This post is based on a training presentation that I have given a few times in an effort to improve the debugging skills of my fellow engineers. The aim of the presentation was to give people a strategy to follow when trying so identify the cause of "hard problems" on production systems. The habits are based on my experience and what I had learnt in my career. A lot of the experience came from doing integration work on combat systems and also working on embedded systems. Debugging on a system where it takes 45 minutes to load the software onto the system before you can run the debugger means that you have a lot of time to think about what your next step is so you don't waste another 45 minutes waiting for a reload because the system crashed and you did not have the break point set at the correct place.
The seven habits are:
- Understand the system
- Understand the problem
- Gather Information
- Identifying the cause
- Implement the solution
- Test the solution
- Document the solution
Understanding the system is the first thing you need to do when presented with a problem.
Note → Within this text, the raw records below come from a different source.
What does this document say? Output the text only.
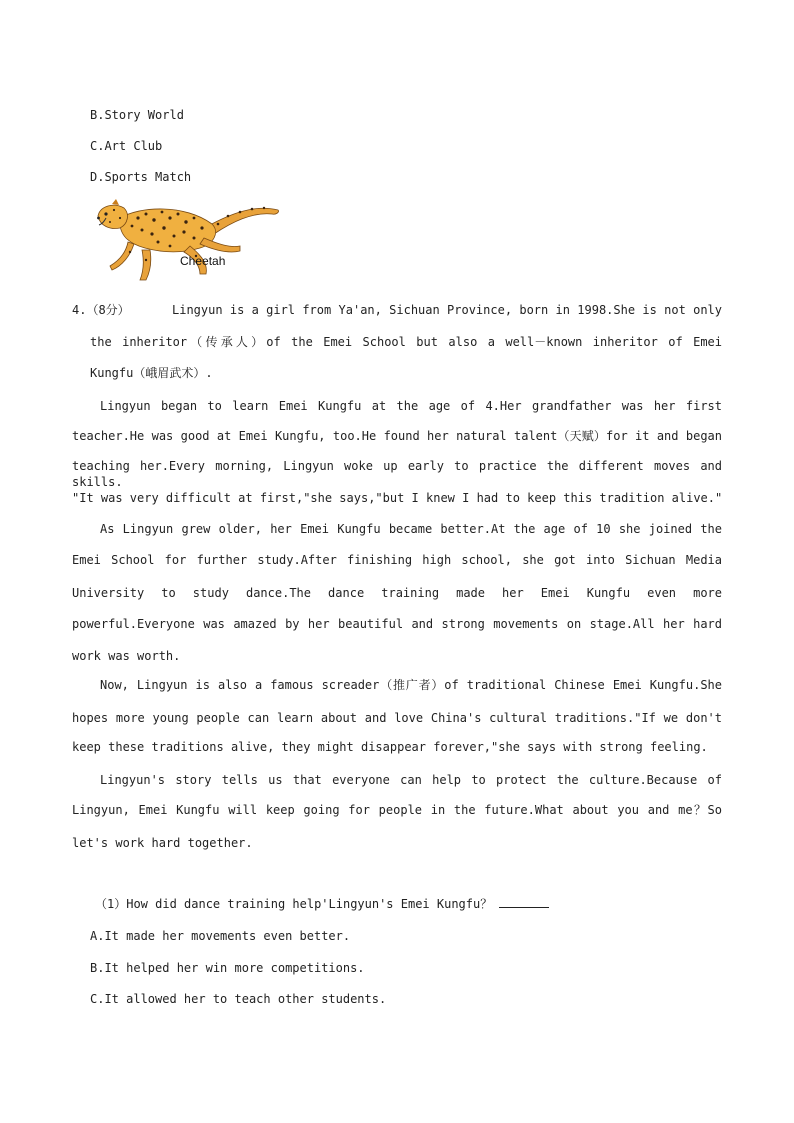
B.Story World
C.Art Club
D.Sports Match
Cheetah
4.（8分）	Lingyun is a girl from Ya'an, Sichuan Province, born in 1998.She is not only
the inheritor（传承人）of the Emei School but also a well－known inheritor of Emei
Kungfu（峨眉武术）.
Lingyun began to learn Emei Kungfu at the age of 4.Her grandfather was her first
teacher.He was good at Emei Kungfu, too.He found her natural talent（天赋）for it and began
teaching her.Every morning, Lingyun woke up early to practice the different moves and skills.
"It was very difficult at first,"she says,"but I knew I had to keep this tradition alive."
As Lingyun grew older, her Emei Kungfu became better.At the age of 10 she joined the
Emei School for further study.After finishing high school, she got into Sichuan Media
University to study dance.The dance training made her Emei Kungfu even more
powerful.Everyone was amazed by her beautiful and strong movements on stage.All her hard
work was worth.
Now, Lingyun is also a famous screader（推广者）of traditional Chinese Emei Kungfu.She
hopes more young people can learn about and love China's cultural traditions."If we don't
keep these traditions alive, they might disappear forever,"she says with strong feeling.
Lingyun's story tells us that everyone can help to protect the culture.Because of
Lingyun, Emei Kungfu will keep going for people in the future.What about you and me？So
let's work hard together.
（1）How did dance training help'Lingyun's Emei Kungfu？
A.It made her movements even better.
B.It helped her win more competitions.
C.It allowed her to teach other students.
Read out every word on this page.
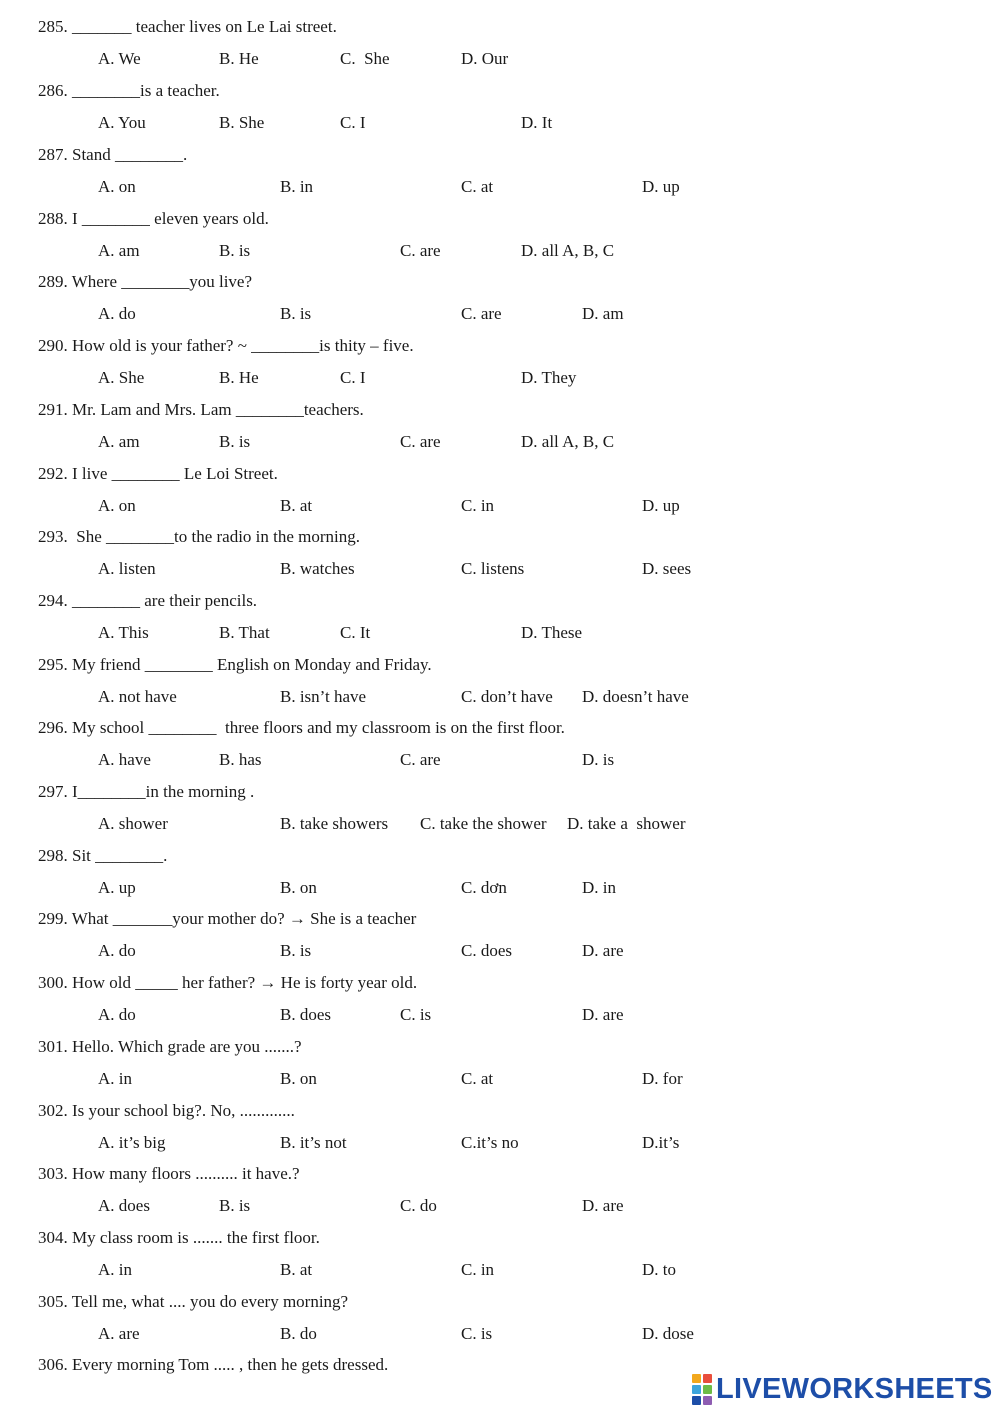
285. _______ teacher lives on Le Lai street.
A. We	B. He	C.  She	D. Our
286. ________is a teacher.
A. You	B. She	C. I	D. It
287. Stand ________.
A. on	B. in	C. at	D. up
288. I ________ eleven years old.
A. am	B. is	C. are	D. all A, B, C
289. Where ________you live?
A. do	B. is	C. are	D. am
290. How old is your father? ~ ________is thity – five.
A. She	B. He	C. I	D. They
291. Mr. Lam and Mrs. Lam ________teachers.
A. am	B. is	C. are	D. all A, B, C
292. I live ________ Le Loi Street.
A. on	B. at	C. in	D. up
293.  She ________to the radio in the morning.
A. listen	B. watches	C. listens	D. sees
294. ________ are their pencils.
A. This	B. That	C. It	D. These
295. My friend ________ English on Monday and Friday.
A. not have	B. isn’t have	C. don’t have D. doesn’t have
296. My school ________  three floors and my classroom is on the first floor.
A. have	B. has	C. are	D. is
297. I________in the morning .
A. shower	B. take showers C. take the shower D. take a  shower
298. Sit ________.
A. up	B. on	C. dơn	D. in
299. What _______your mother do? → She is a teacher
A. do	B. is	C. does	D. are
300. How old _____ her father? → He is forty year old.
A. do	B. does	C. is	D. are
301. Hello. Which grade are you .......?
A. in	B. on	C. at	D. for
302. Is your school big?. No, .............
A. it’s big	B. it’s not	C.it’s no	D.it’s
303. How many floors .......... it have.?
A. does	B. is	C. do	D. are
304. My class room is ....... the first floor.
A. in	B. at	C. in	D. to
305. Tell me, what .... you do every morning?
A. are	B. do	C. is	D. dose
306. Every morning Tom ..... , then he gets dressed.
LIVEWORKSHEETS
If you don't know the following then you will probably waste a lot of time looking for the cause of an issue:
- What the system is meant to be doing -
- How is the system put together - what are the components of the system. You will need to know what parts of the system are being executed when the problem is occurring. Which version of the software/hardware is being used. I have seen cases where this has not been checked and people have wasted a lot of time looking the wrong code.
- How is the system configured - Over the years I have found that incorrect configuration parameters are one of the major causes of problems.
Once you have a good understanding of the system, the next step is to understand the problem. I have this as one of steps because in my experience issues logged by help desks and users are often not precisely reported. Often you don't get a set of repeatable steps on how to reproduce the issue but rather a description such as - "the button did not work". You should try and reproduce the issue for yourself if possible. If you can do this it generally makes solving the problem much easier. Remember this strategy was being put forward to help solve "hard" problems on production systems. These were issues/bugs that had not been detected during the testing of the system. Many of the issues being reported were intermittent and some could not be reproduced on test systems.
Okay now you feel that that you have sufficient knowledge of the system and the issue, the next steps are gathering and analysis of information and then using this to to find the cause of the issue. In practice steps 3 and 4 would be done together. There is no magic answer for identifying the cause of an issue. The exact path you follow needs to be based on what information you have. I generally look at the following things:
- The log files. Generally if asked about an issue the first thing I will ask is "Is there anything in the log files". I once worked along side another senior engineer in a small office. The junior engineers would come in to ask about issues. The first thing he would ask them was to show him the log file. If they did not have the log file he would not talk to them. Even though the junior engineers knew what to do it was amazing how many times they had to be sent back to get a log file before they learnt what was expected of them.
- The code. One of the most important lessons I learnt very early in my career was: Believe the system behaves as it has been configured and programmed. Software generally behaves in the way you tell it. It is only in rare circumstances that this assumption is wrong.
- The configuration files.
- The database.
- The web
If all of the above fails to find the answer then sometimes it helps to discuss the issue with your fellow engineers. Remember "two heads are better then one".
If all of the above fails then you may have to look at modifying the code to add more logging information.
An important thing I try and drill into engineers is that during this stage it is very important that you keep detailed information of what you are doing written down somewhere - preferably attached to the issue report in the issue tracking system.
If you have not found the cause then don't continue reading go back and identify the cause. Once you are confident that the cause has been identified then you can fix it. This may involve modifying code, configuration data, or data in the database. if a code change is required. Be careful that you don't break anything else. You should do at least one of the following to test the solution:
- Run all of your regression tests
- Have the code change inspected by some one else
- Test the system again with the change in place and then without the change to confirm that the "fix" does resolve the issue.
With the solution implemented and tested and hopefully deployed there is one remaining step - document the solution. Doing this will:
Save time later if a similar issue occurs - It should give others information on what to look for as the cause of the issue.
Prevent other similar issues occurring - If you have spotted a coding problem that may be present in other systems or
So hopefully following this strategy will make you more efficient when confronted with hard problems on production systems.